Make the McKenzie Connection!

Cutbacks in hatchery funding protested

McKenzie area trout stocking could drop by 60 percent

Cuts to annual federal budgets for trout, steelhead, and Chinook salmon stocking in the Upper Willamette Basin are generating protests from Northwest anglers and organizations. In December the U.S. Corps of Army Engineers (ACOE) notified the Oregon Department of Fish and Wildlife (ODFW) that it planned to stop funding producing hatchery trout, steelhead, and Chinook salmon in the Upper Willamette Basin.

Numbers in the Corps’ plans include an overall 65% reduction from 277,000 lbs. of trout per year to 97,000 in 2025. That could translate into less than 20,000 lbs. per year for the McKenzie - instead of the nearly 50,000 lbs. per year.

The Corps says federal budget reductions and annual inflation costs are the main reasons for the cuts. More details include ending the Middle Fork Willamette’s summer steelhead program in 2025 and cutting Spring Chinook production by 172,000 smolts.

In 1938 the Flood Control Act led to the construction of 13 dams, including Blue River and the South Fork McKenzie rivers.

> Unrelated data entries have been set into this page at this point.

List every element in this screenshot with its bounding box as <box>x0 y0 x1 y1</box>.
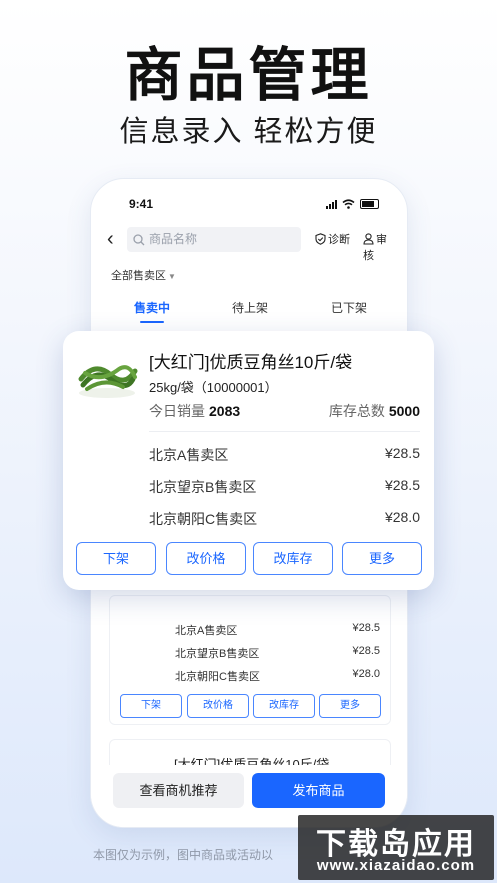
watermark-line2: www.xiazaidao.com <box>316 857 476 874</box>
product-card-background: 北京A售卖区 ¥28.5 北京望京B售卖区 ¥28.5 北京朝阳C售卖区 ¥28.0 … <box>109 595 391 725</box>
zone-price: ¥28.0 <box>352 668 380 680</box>
change-stock-button[interactable]: 改库存 <box>253 542 333 575</box>
stock-value: 5000 <box>388 403 420 419</box>
delist-button[interactable]: 下架 <box>76 542 156 575</box>
diagnose-button[interactable]: 诊断 <box>315 231 350 247</box>
change-stock-button-small[interactable]: 改库存 <box>253 694 315 718</box>
search-input[interactable]: 商品名称 <box>127 227 301 252</box>
publish-product-button[interactable]: 发布商品 <box>252 773 385 808</box>
zone-price: ¥28.5 <box>352 622 380 634</box>
page-headline: 商品管理 <box>124 43 373 108</box>
delist-button-small[interactable]: 下架 <box>120 694 182 718</box>
shield-icon <box>315 233 326 245</box>
green-bean-image <box>78 365 138 398</box>
product-card-featured: [大红门]优质豆角丝10斤/袋 25kg/袋（10000001） 今日销量 208… <box>63 331 434 590</box>
product-spec: 25kg/袋（10000001） <box>149 380 278 395</box>
caret-down-icon: ▼ <box>168 272 176 281</box>
stock-label: 库存总数 <box>328 403 385 419</box>
product-title: [大红门]优质豆角丝10斤/袋 <box>149 353 353 372</box>
change-price-button[interactable]: 改价格 <box>166 542 246 575</box>
zone-price: ¥28.0 <box>384 509 420 525</box>
zone-row: 北京朝阳C售卖区 ¥28.0 <box>149 509 420 529</box>
area-filter-label: 全部售卖区 <box>111 270 166 282</box>
status-bar: 9:41 <box>119 197 379 213</box>
status-time: 9:41 <box>129 197 154 211</box>
zone-row: 北京A售卖区 ¥28.5 <box>149 445 420 465</box>
zone-name: 北京A售卖区 <box>175 625 238 637</box>
sales-label: 今日销量 <box>149 403 205 419</box>
zone-price: ¥28.5 <box>384 445 420 461</box>
zone-name: 北京望京B售卖区 <box>175 648 260 660</box>
wifi-icon <box>342 199 355 209</box>
diagnose-label: 诊断 <box>328 234 350 246</box>
zone-row: 北京A售卖区 ¥28.5 <box>175 622 380 638</box>
tab-pending[interactable]: 待上架 <box>232 299 268 316</box>
review-button[interactable]: 审核 <box>363 231 397 263</box>
zone-price: ¥28.5 <box>352 645 380 657</box>
zone-name: 北京朝阳C售卖区 <box>175 671 260 683</box>
opportunity-button[interactable]: 查看商机推荐 <box>113 773 244 808</box>
tab-delisted[interactable]: 已下架 <box>331 299 367 316</box>
back-chevron-icon[interactable]: ‹ <box>107 229 114 249</box>
zone-row: 北京朝阳C售卖区 ¥28.0 <box>175 668 380 684</box>
zone-name: 北京朝阳C售卖区 <box>149 511 258 527</box>
area-filter-dropdown[interactable]: 全部售卖区 ▼ <box>111 267 176 283</box>
nav-bar: ‹ 商品名称 诊断 审核 <box>107 227 397 262</box>
footer-disclaimer: 本图仅为示例，图中商品或活动以 <box>93 848 274 862</box>
zone-price: ¥28.5 <box>384 477 420 493</box>
user-check-icon <box>363 233 374 245</box>
zone-row: 北京望京B售卖区 ¥28.5 <box>175 645 380 661</box>
page-subline: 信息录入 轻松方便 <box>119 116 378 148</box>
change-price-button-small[interactable]: 改价格 <box>187 694 249 718</box>
divider <box>149 431 420 432</box>
total-stock: 库存总数 5000 <box>329 401 420 421</box>
signal-icon <box>326 199 337 209</box>
search-icon <box>133 234 145 246</box>
zone-name: 北京A售卖区 <box>149 447 229 463</box>
status-icons <box>326 199 379 209</box>
status-tabs: 售卖中 待上架 已下架 <box>91 299 407 323</box>
more-button[interactable]: 更多 <box>342 542 422 575</box>
sales-value: 2083 <box>209 403 241 419</box>
watermark-logo: 下载岛应用 www.xiazaidao.com <box>298 815 494 880</box>
battery-icon <box>360 199 379 209</box>
more-button-small[interactable]: 更多 <box>319 694 381 718</box>
tab-on-sale[interactable]: 售卖中 <box>134 299 170 323</box>
today-sales: 今日销量 2083 <box>149 401 240 421</box>
search-placeholder: 商品名称 <box>149 232 198 246</box>
zone-row: 北京望京B售卖区 ¥28.5 <box>149 477 420 497</box>
zone-name: 北京望京B售卖区 <box>149 479 257 495</box>
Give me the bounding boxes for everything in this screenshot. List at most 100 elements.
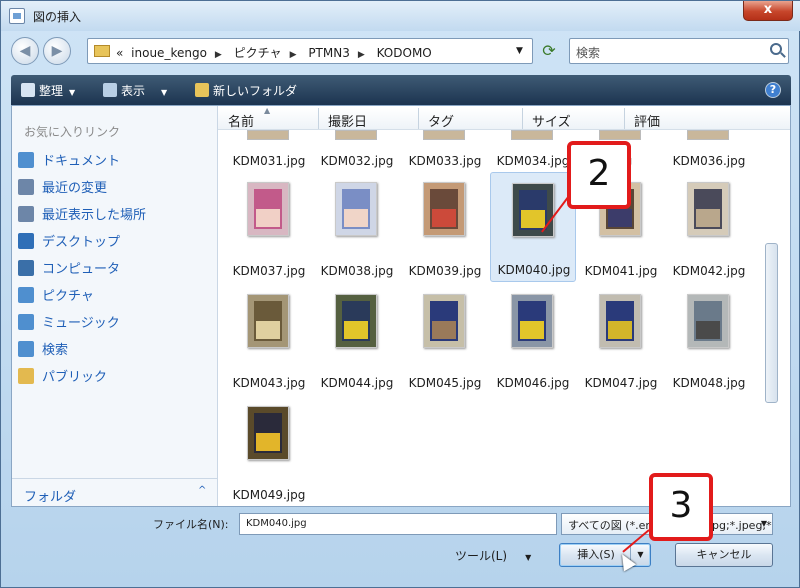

To mitigate the loss of fish habitat and production, construction, and operation of the dam, the Corps built and funded five hatcheries in the Upper Willamette Basin.

“Excluding unavoidable pro-gram reductions related to recent litigation and Endangered Species Act (ESA) implementation, ACOE mitigation program contributions have been fairly steady over the past 50 years,” according to the McKenzie River Guides Association. “The Corps’ 3-year contract payments to ODFW “have approached $5 million in recent years. ACOE’s planned reduction of nearly $1 million in payment would be the first real departure in steady ACOE mitigation support/performance,” they noted in a letter to Oregon Fourth District Congresswoman Val Hoyle.

“In the face of already diminished returns, reductions of this magnitude would effectively bury sportfishing in the Willamette River Basin,” according to Liz Hamilton, Policy Director of the Oregon City-based Northwest Sportfishing Industry Association (NSIA).

“The Willamette River once saw wild salmon and steelhead returns exceeding 1 million adults annually back to the basin,” she noted. “When the US Army Corps of Engineers cut off spawning and rearing habitat by constructing the dams in the upper basin, these wild fish plummeted to around 3% of their historical abundance.”

Last week the NSIA organized a letter campaign to alert Hoyle and Fifth District Congresswoman Lori Chavez-DeRemer of growing opposition. By Tuesday morning they had forwarded letters of concern from 1,600 Oregonians.